There’s nothing more patriotic than trucking it down to Houston or New Orleans or Tampa Bay and taking a swim in American freedom. Out with the old “Gulf of Mexico” name and in with the new “Gulf of America”!!
With the stroke of a pen, it was done. Easy peasy.
Have presidents always had this power? Well, I guess they have, but other than an occasional mountain or a bridge, sure doesn’t seem like they’ve done anything cool with it.
Enter the Holy Savior Donald J. Trump (the J stands for Jesus.) And his pen has been workin’ overdrive.
Not since they renamed jellybeans “Starburst Jellybeans” has something been renamed so controversially. But why stop there? Let’s see just how far this barely used super power can take us? Can you rename a continent? What does Antarctica mean anyway? How does “Freedom Continent” sound? Catchy, right? Or maybe we can rename an entire city. Washington DC is so passé. Besides, our first president already has a whole state named after him. What if we renamed DC after the BEST president ever? Trump D.C. And the street signs would look like on the Apprentice!

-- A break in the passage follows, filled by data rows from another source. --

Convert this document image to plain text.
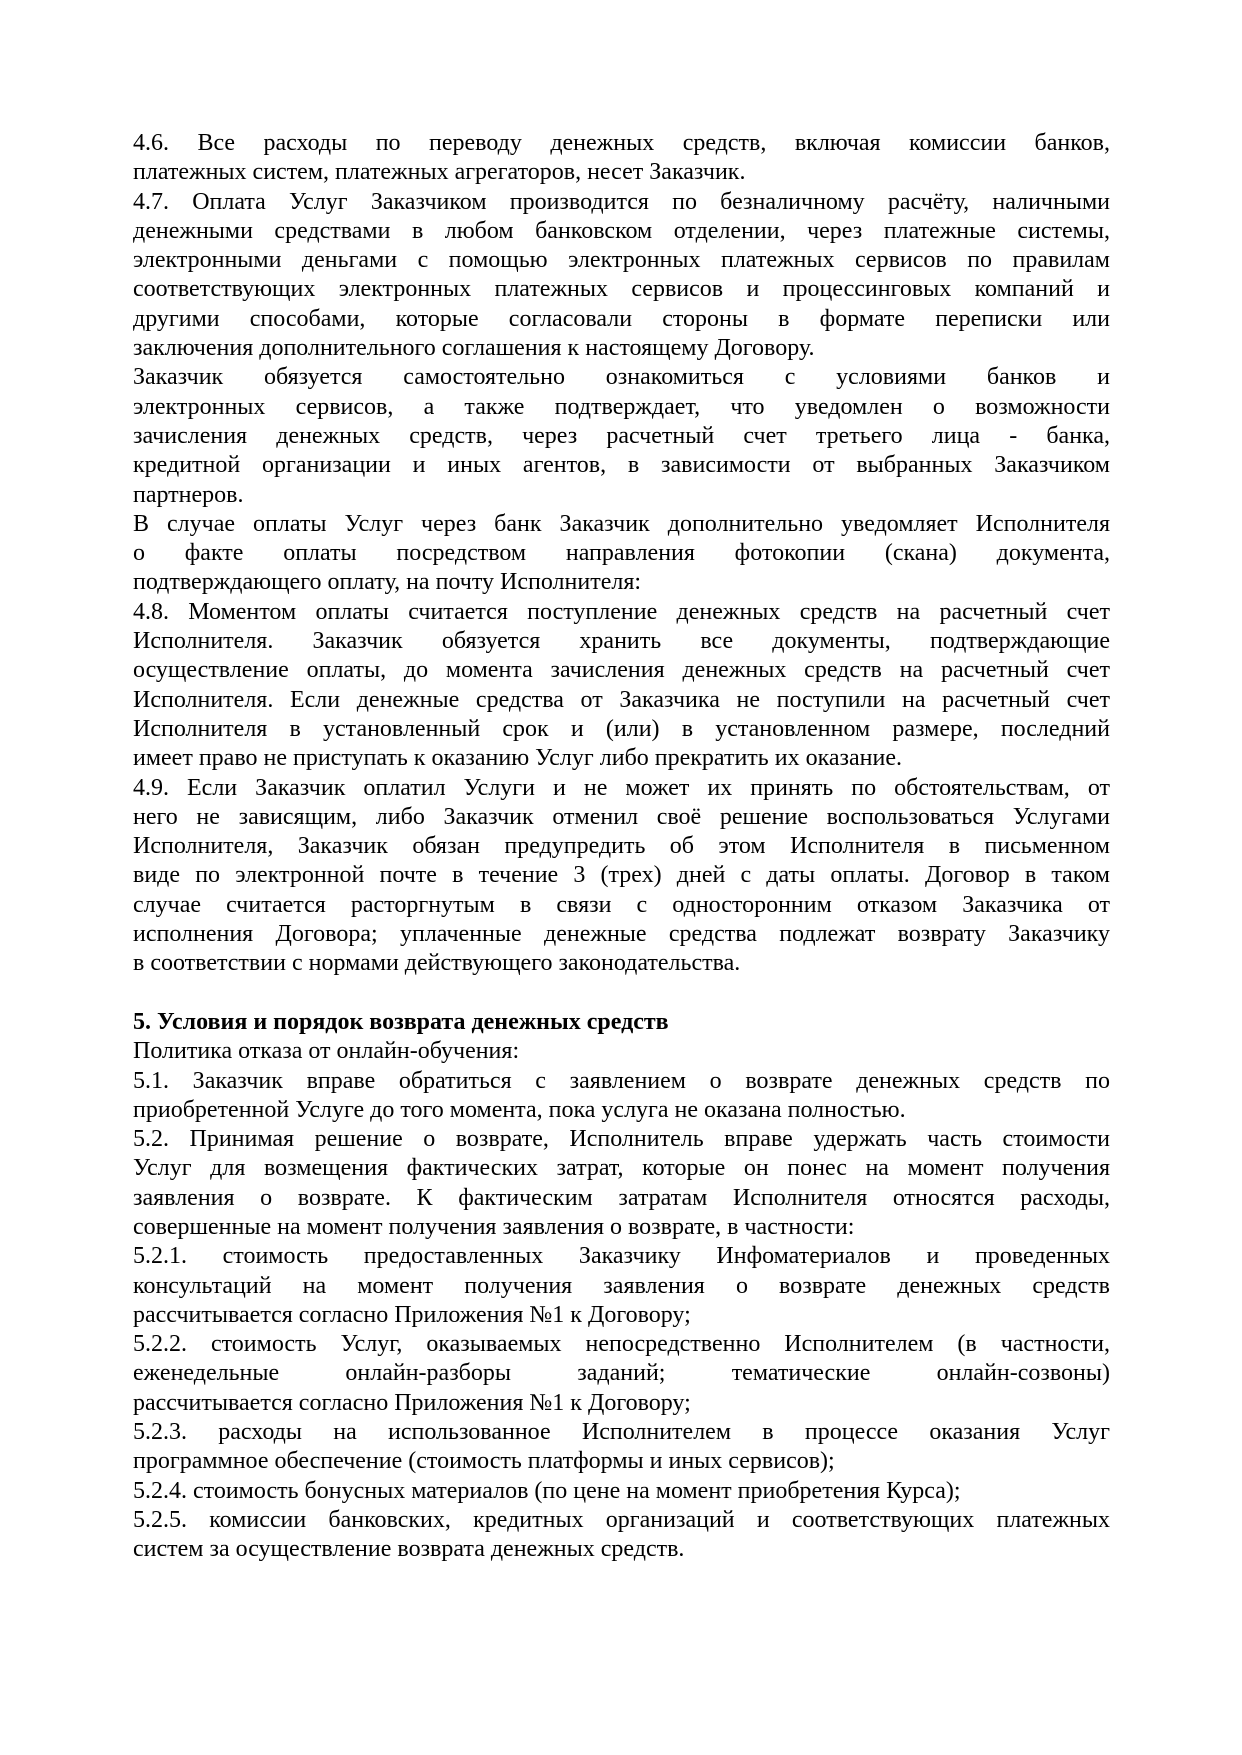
4.6. Все расходы по переводу денежных средств, включая комиссии банков,
платежных систем, платежных агрегаторов, несет Заказчик.
4.7. Оплата Услуг Заказчиком производится по безналичному расчёту, наличными
денежными средствами в любом банковском отделении, через платежные системы,
электронными деньгами с помощью электронных платежных сервисов по правилам
соответствующих электронных платежных сервисов и процессинговых компаний и
другими способами, которые согласовали стороны в формате переписки или
заключения дополнительного соглашения к настоящему Договору.
Заказчик обязуется самостоятельно ознакомиться с условиями банков и
электронных сервисов, а также подтверждает, что уведомлен о возможности
зачисления денежных средств, через расчетный счет третьего лица - банка,
кредитной организации и иных агентов, в зависимости от выбранных Заказчиком
партнеров.
В случае оплаты Услуг через банк Заказчик дополнительно уведомляет Исполнителя
о факте оплаты посредством направления фотокопии (скана) документа,
подтверждающего оплату, на почту Исполнителя:
4.8. Моментом оплаты считается поступление денежных средств на расчетный счет
Исполнителя. Заказчик обязуется хранить все документы, подтверждающие
осуществление оплаты, до момента зачисления денежных средств на расчетный счет
Исполнителя. Если денежные средства от Заказчика не поступили на расчетный счет
Исполнителя в установленный срок и (или) в установленном размере, последний
имеет право не приступать к оказанию Услуг либо прекратить их оказание.
4.9. Если Заказчик оплатил Услуги и не может их принять по обстоятельствам, от
него не зависящим, либо Заказчик отменил своё решение воспользоваться Услугами
Исполнителя, Заказчик обязан предупредить об этом Исполнителя в письменном
виде по электронной почте в течение 3 (трех) дней с даты оплаты. Договор в таком
случае считается расторгнутым в связи с односторонним отказом Заказчика от
исполнения Договора; уплаченные денежные средства подлежат возврату Заказчику
в соответствии с нормами действующего законодательства.
5. Условия и порядок возврата денежных средств
Политика отказа от онлайн-обучения:
5.1. Заказчик вправе обратиться с заявлением о возврате денежных средств по
приобретенной Услуге до того момента, пока услуга не оказана полностью.
5.2. Принимая решение о возврате, Исполнитель вправе удержать часть стоимости
Услуг для возмещения фактических затрат, которые он понес на момент получения
заявления о возврате. К фактическим затратам Исполнителя относятся расходы,
совершенные на момент получения заявления о возврате, в частности:
5.2.1. стоимость предоставленных Заказчику Инфоматериалов и проведенных
консультаций на момент получения заявления о возврате денежных средств
рассчитывается согласно Приложения №1 к Договору;
5.2.2. стоимость Услуг, оказываемых непосредственно Исполнителем (в частности,
еженедельные онлайн-разборы заданий; тематические онлайн-созвоны)
рассчитывается согласно Приложения №1 к Договору;
5.2.3. расходы на использованное Исполнителем в процессе оказания Услуг
программное обеспечение (стоимость платформы и иных сервисов);
5.2.4. стоимость бонусных материалов (по цене на момент приобретения Курса);
5.2.5. комиссии банковских, кредитных организаций и соответствующих платежных
систем за осуществление возврата денежных средств.
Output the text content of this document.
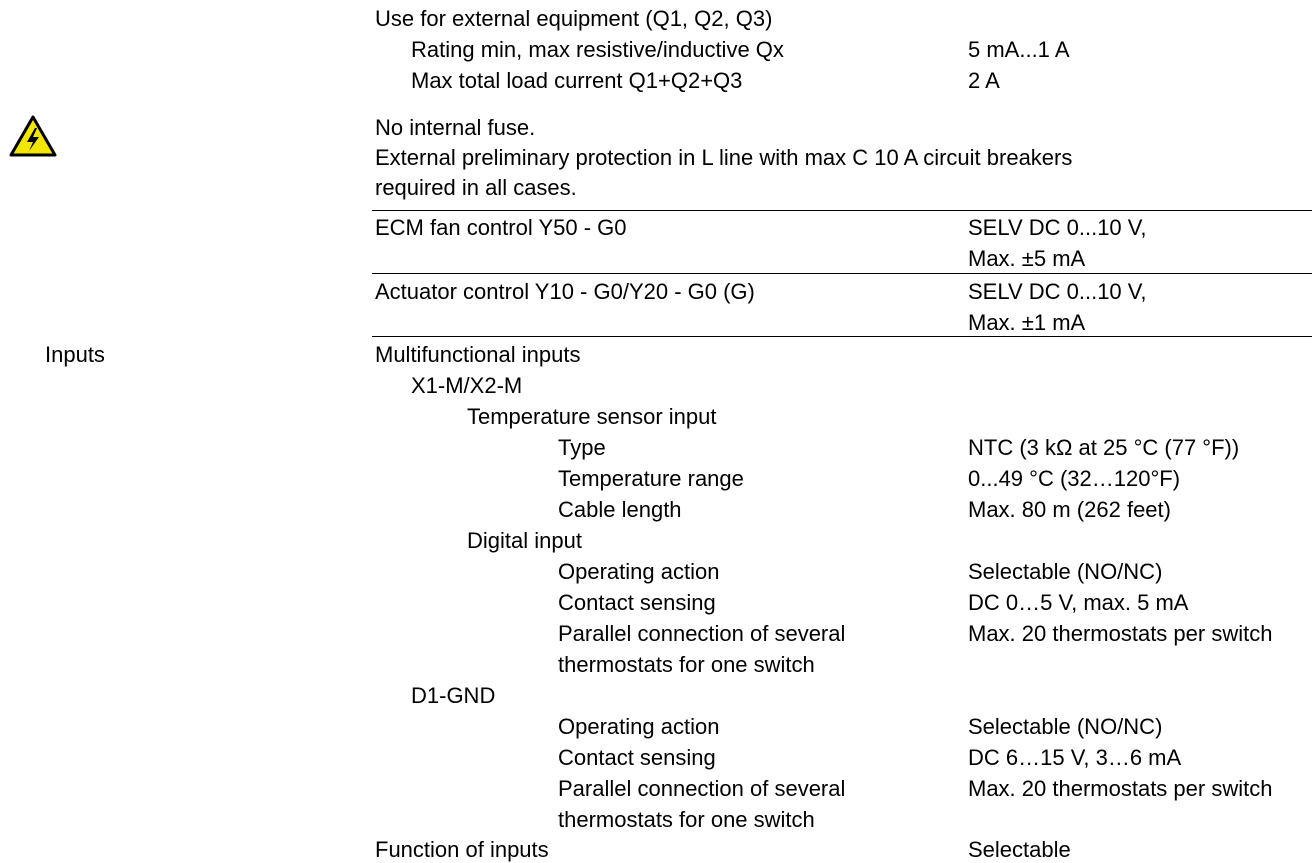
Use for external equipment (Q1, Q2, Q3)
Rating min, max resistive/inductive Qx	5 mA...1 A
Max total load current Q1+Q2+Q3	2 A
No internal fuse.
External preliminary protection in L line with max C 10 A circuit breakers
required in all cases.
ECM fan control Y50 - G0	SELV DC 0...10 V,
Max. ±5 mA
Actuator control Y10 - G0/Y20 - G0 (G)	SELV DC 0...10 V,
Max. ±1 mA
Inputs	Multifunctional inputs
X1-M/X2-M
Temperature sensor input
Type	NTC (3 kΩ at 25 °C (77 °F))
Temperature range	0...49 °C (32…120°F)
Cable length	Max. 80 m (262 feet)
Digital input
Operating action	Selectable (NO/NC)
Contact sensing	DC 0…5 V, max. 5 mA
Parallel connection of several	Max. 20 thermostats per switch
thermostats for one switch
D1-GND
Operating action	Selectable (NO/NC)
Contact sensing	DC 6…15 V, 3…6 mA
Parallel connection of several	Max. 20 thermostats per switch
thermostats for one switch
Function of inputs	Selectable
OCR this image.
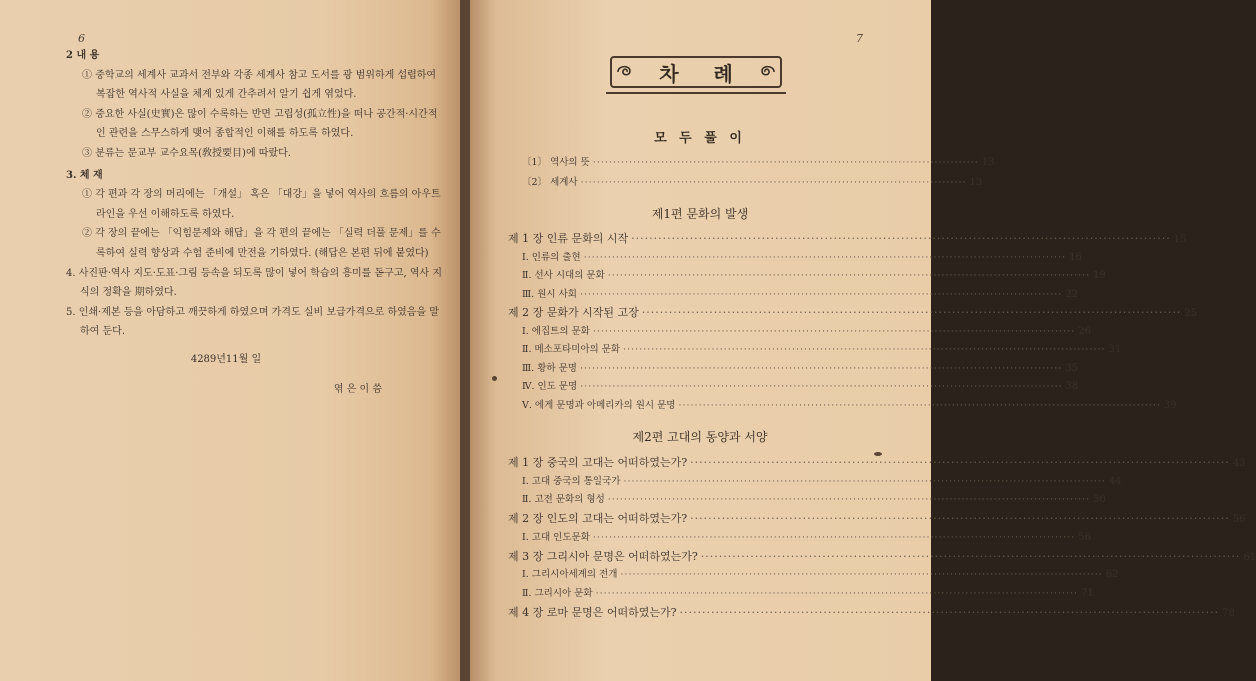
6

2 내 용

① 중학교의 세계사 교과서 전부와 각종 세계사 참고 도서를 광 범위하게 섭렵하여 복잡한 역사적 사실을 체계 있게 간추려서 알기 쉽게 엮었다.

② 중요한 사실(史實)은 많이 수록하는 반면 고립성(孤立性)을 떠나 공간적·시간적인 관련을 스무스하게 맺어 종합적인 이해를 하도록 하였다.

③ 분류는 문교부 교수요목(敎授要目)에 따랐다.

3. 체 재

① 각 편과 각 장의 머리에는 「개설」 혹은 「대강」을 넣어 역사의 흐름의 아우트라인을 우선 이해하도록 하였다.

② 각 장의 끝에는 「익힘문제와 해답」을 각 편의 끝에는 「실력 더풀 문제」를 수록하여 실력 향상과 수험 준비에 만전을 기하였다. (해답은 본편 뒤에 붙였다)

4. 사진판·역사 지도·도표·그림 등속을 되도록 많이 넣어 학습의 흥미를 돋구고, 역사 지식의 정확을 期하였다.

5. 인쇄·제본 등을 아담하고 깨끗하게 하였으며 가격도 실비 보급가격으로 하였음을 말하여 둔다.

4289년11월 일

엮 은 이 씀

7
차 례
모 두 풀 이
〔1〕 역사의 뜻 ································································································ 13
〔2〕 세계사 ································································································ 13
제1편 문화의 발생
제 1 장 인류 문화의 시작 ························································································································ 15
Ⅰ. 인류의 출현 ························································································································ 16
Ⅱ. 선사 시대의 문화 ························································································································ 19
Ⅲ. 원시 사회 ························································································································ 22
제 2 장 문화가 시작된 고장 ························································································································ 25
Ⅰ. 에집트의 문화 ························································································································ 26
Ⅱ. 메소포타미아의 문화 ························································································································ 31
Ⅲ. 황하 문명 ························································································································ 35
Ⅳ. 인도 문명 ························································································································ 38
Ⅴ. 에게 문명과 아메리카의 원시 문명 ························································································································ 39
제2편 고대의 동양과 서양
제 1 장 중국의 고대는 어떠하였는가? ························································································································ 43
Ⅰ. 고대 중국의 통일국가 ························································································································ 44
Ⅱ. 고전 문화의 형성 ························································································································ 50
제 2 장 인도의 고대는 어떠하였는가? ························································································································ 56
Ⅰ. 고대 인도문화 ························································································································ 56
제 3 장 그리시아 문명은 어떠하였는가? ························································································································ 61
Ⅰ. 그리시아세계의 전개 ························································································································ 62
Ⅱ. 그리시아 문화 ························································································································ 71
제 4 장 로마 문명은 어떠하였는가? ························································································································ 78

If we’re going to rename stuff on the map, let’s just rename everything while we’re at it!
The Grand Canyon of Ultimate Triumph, The Mississippi River of Unstoppable Progress, The Great Lakes of American Superiority, The National Parks of Unparalleled Glory. We’ll keep map makers in business for at least a few more years!
If we can rename cities and continents… what about the moon and planets? The Moon can just be called MoonX in honor of his Holiness Elon Musk. Uranus has always been a silly name left to childish puns like “I hear we can see Uranus out tonight. Better bend over, Billy!!” and then all of the kids would chuckle. Ah, great fun. But ultimately, Uranus needs to pay the price for those jokes. We need to get rid of Uranus. How about the order of planets now goes Earth (we skip the first two because Earth always comes first), Mars, Jupiter, Saturn, Bitcoin, Neptune. Who could possibly say no to this stroke of marketing genius!!
We can fix a bunch of stuff that was never named right in the first place. Like a “toaster” certainly carries with it an expectation that it will make toast. But what if we make it better! Come on out to Sears to buy yourself a new Browning Box! It’s only 30% more expensive and 80% more likely to catch the house on fire! Like what about the term “condom”? Doesn’t even say what it is! How about we call them Pinocchio’s because they only poke out when you spread a bunch of lies!
We can rename the Dollar the “Chipotle” and get a little branding money back into the treasury. Just like when they put ads on the walls at baseball games. You won’t even notice it after a few Timex Cycles (that’s what we call years now.)
Those Nest cameras you put on your doorbell? They have nothing to do with bird nests. Enter the executive pen! They are now called “Catch your drunk neighbor falling on the ice so we can post it to Facebook” cameras! Genius!! Thanks, President Trump!!
Now, it seems that we’ve had a bit of fun with all of this. And, admittedly, renaming a thing or two now and again is pretty harmless. But what it seems that we really need to be watching out for is when Donald looks to rename the title of the executive of the country from “President” to “Grand Ruler.”